Always good to know who the real enemy is: killer “schvartze” (blacks), but most of all, mendacious, sex-starved kids. I’m not entirely certain that that’s in the Torah, but New York Rabbi Hershel Schachter is making it an article of faith anyway.
A top rabbinic dean of Yeshiva University has warned rabbis about the dangers of reporting child sex abuse allegations to the police because it could result in a Jew being jailed with a black inmate, or as he put it, “a schvartze,” who might want to kill him.

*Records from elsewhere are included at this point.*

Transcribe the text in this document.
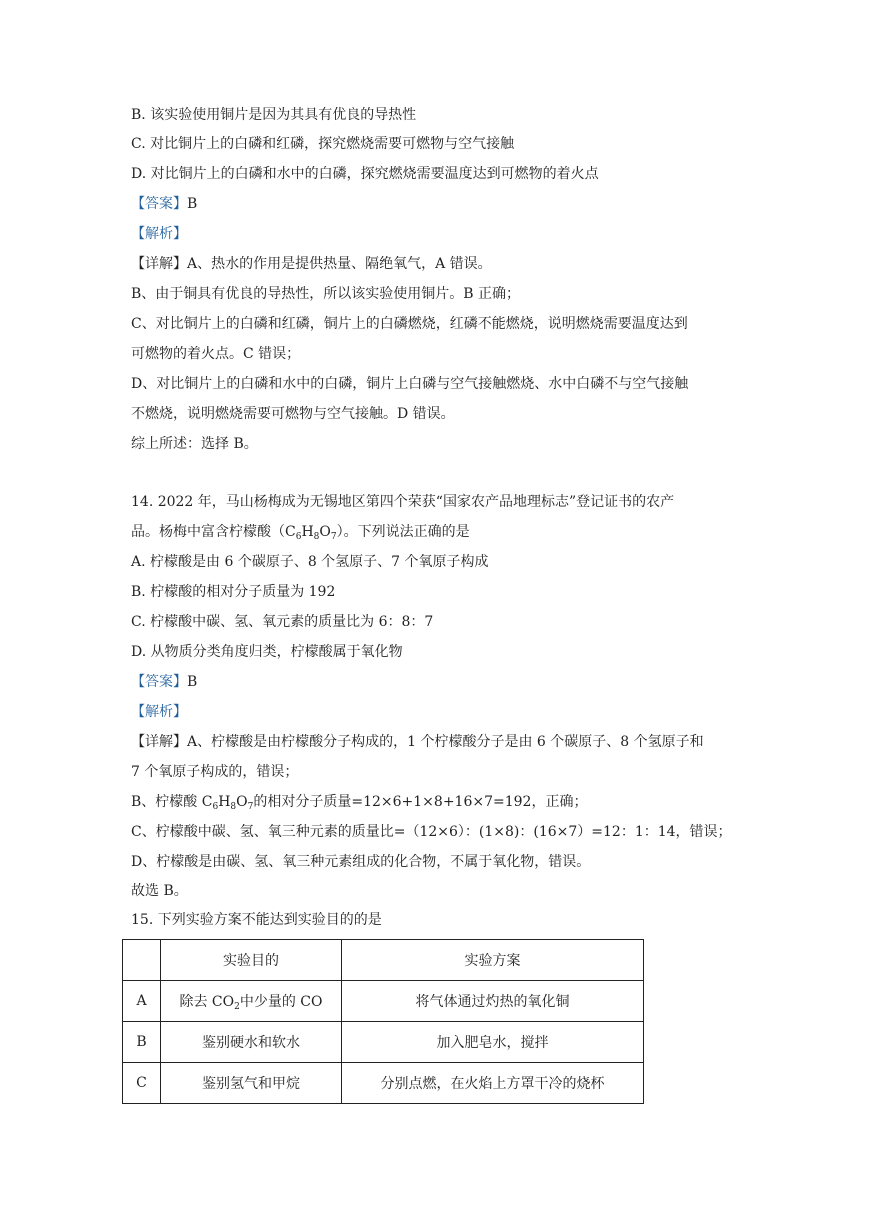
B. 该实验使用铜片是因为其具有优良的导热性
C. 对比铜片上的白磷和红磷，探究燃烧需要可燃物与空气接触
D. 对比铜片上的白磷和水中的白磷，探究燃烧需要温度达到可燃物的着火点
【答案】B
【解析】
【详解】A、热水的作用是提供热量、隔绝氧气，A 错误。
B、由于铜具有优良的导热性，所以该实验使用铜片。B 正确；
C、对比铜片上的白磷和红磷，铜片上的白磷燃烧，红磷不能燃烧，说明燃烧需要温度达到
可燃物的着火点。C 错误；
D、对比铜片上的白磷和水中的白磷，铜片上白磷与空气接触燃烧、水中白磷不与空气接触
不燃烧，说明燃烧需要可燃物与空气接触。D 错误。
综上所述：选择 B。
14. 2022 年，马山杨梅成为无锡地区第四个荣获“国家农产品地理标志”登记证书的农产
品。杨梅中富含柠檬酸$(C_6H_8O_7)$。下列说法正确的是
A. 柠檬酸是由 6 个碳原子、8 个氢原子、7 个氧原子构成
B. 柠檬酸的相对分子质量为 192
C. 柠檬酸中碳、氢、氧元素的质量比为 6：8：7
D. 从物质分类角度归类，柠檬酸属于氧化物
【答案】B
【解析】
【详解】A、柠檬酸是由柠檬酸分子构成的，1 个柠檬酸分子是由 6 个碳原子、8 个氢原子和
7 个氧原子构成的，错误；
B、柠檬酸 $C_6H_8O_7$的相对分子质量=12×6+1×8+16×7=192，正确；
C、柠檬酸中碳、氢、氧三种元素的质量比=（12×6）：(1×8)：(16×7）=12：1：14，错误；
D、柠檬酸是由碳、氢、氧三种元素组成的化合物，不属于氧化物，错误。
故选 B。
15. 下列实验方案不能达到实验目的的是
	实验目的	实验方案
A	除去 $CO_2$中少量的 CO	将气体通过灼热的氧化铜
B	鉴别硬水和软水	加入肥皂水，搅拌
C	鉴别氢气和甲烷	分别点燃，在火焰上方罩干冷的烧杯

Rabbi Hershel Schachter, one of the most respected faculty members of the Rabbi Isaac Elchanan Theological Seminary, also said that children can lie and ruin an innocent man’s life.

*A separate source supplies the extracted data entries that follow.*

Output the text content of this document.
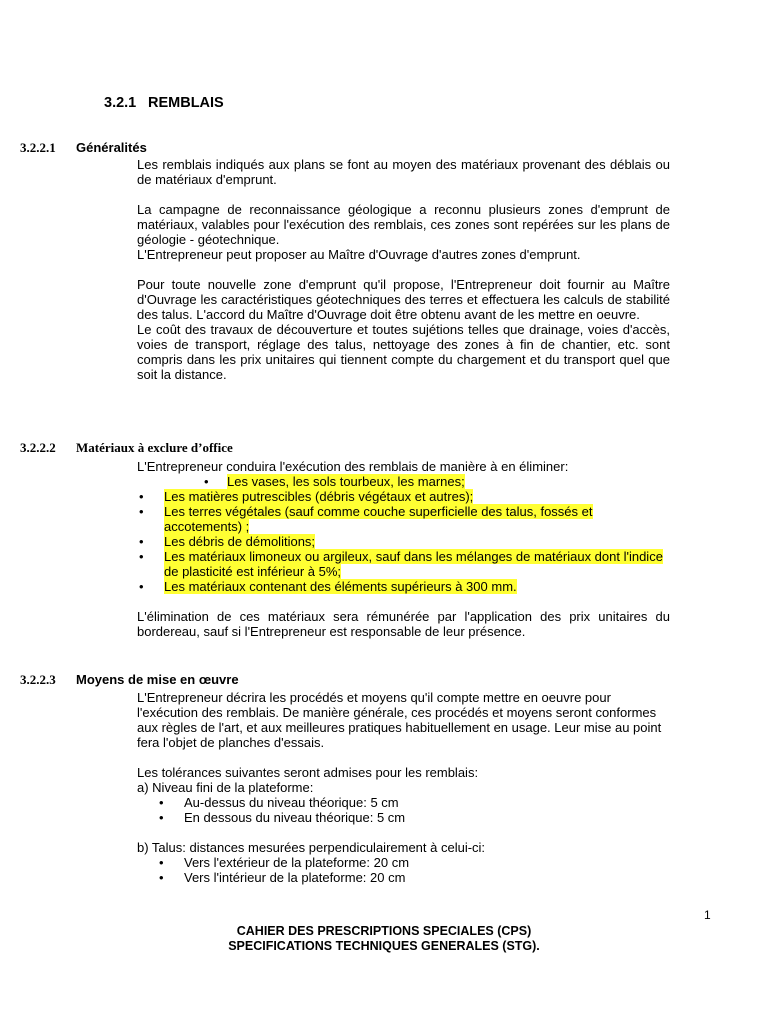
3.2.1 REMBLAIS
3.2.2.1 Généralités

Les remblais indiqués aux plans se font au moyen des matériaux provenant des déblais ou de matériaux d'emprunt.

La campagne de reconnaissance géologique a reconnu plusieurs zones d'emprunt de matériaux, valables pour l'exécution des remblais, ces zones sont repérées sur les plans de géologie - géotechnique.

L'Entrepreneur peut proposer au Maître d'Ouvrage d'autres zones d'emprunt.

Pour toute nouvelle zone d'emprunt qu'il propose, l'Entrepreneur doit fournir au Maître d'Ouvrage les caractéristiques géotechniques des terres et effectuera les calculs de stabilité des talus. L'accord du Maître d'Ouvrage doit être obtenu avant de les mettre en oeuvre.

Le coût des travaux de découverture et toutes sujétions telles que drainage, voies d'accès, voies de transport, réglage des talus, nettoyage des zones à fin de chantier, etc. sont compris dans les prix unitaires qui tiennent compte du chargement et du transport quel que soit la distance.

3.2.2.2 Matériaux à exclure d’office

L'Entrepreneur conduira l'exécution des remblais de manière à en éliminer:

• Les vases, les sols tourbeux, les marnes;
• Les matières putrescibles (débris végétaux et autres);
• Les terres végétales (sauf comme couche superficielle des talus, fossés et accotements) ;
• Les débris de démolitions;
• Les matériaux limoneux ou argileux, sauf dans les mélanges de matériaux dont l'indice de plasticité est inférieur à 5%;
• Les matériaux contenant des éléments supérieurs à 300 mm.

L'élimination de ces matériaux sera rémunérée par l'application des prix unitaires du bordereau, sauf si l'Entrepreneur est responsable de leur présence.

3.2.2.3 Moyens de mise en œuvre

L'Entrepreneur décrira les procédés et moyens qu'il compte mettre en oeuvre pour l'exécution des remblais. De manière générale, ces procédés et moyens seront conformes aux règles de l'art, et aux meilleures pratiques habituellement en usage. Leur mise au point fera l'objet de planches d'essais.

Les tolérances suivantes seront admises pour les remblais:

a) Niveau fini de la plateforme:

• Au-dessus du niveau théorique: 5 cm
• En dessous du niveau théorique: 5 cm

b) Talus: distances mesurées perpendiculairement à celui-ci:

• Vers l'extérieur de la plateforme: 20 cm
• Vers l'intérieur de la plateforme: 20 cm
1
CAHIER DES PRESCRIPTIONS SPECIALES (CPS)
SPECIFICATIONS TECHNIQUES GENERALES (STG).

Schachter’s warnings appear to be a response to reports about sex abuse at Yeshiva University — some of it involving another rabbi, George Finkelstein, who loved to wrestle. With his penis, apparently.
Yeshiva University has been embroiled in a mounting scandal following a series of reports in the Forward [a Jewish newspaper] since December about abuse allegations against two former staff members at Yeshiva University’s high school for boys in Manhattan.
Several former students have told the Forward that they were sodomized by Rabbi Macy Gordon, a Talmud teacher employed at the school until the mid 1980s. More than a dozen students have complained of inappropriate behavior by Finkelstein who rose to school principal before he resigned in 1995. Finkelstein was notorious for forcing students to wrestle with him in a school office and at his home. Several students told the Forward they could feel his erect penis grinding up against them during the wrestling sessions.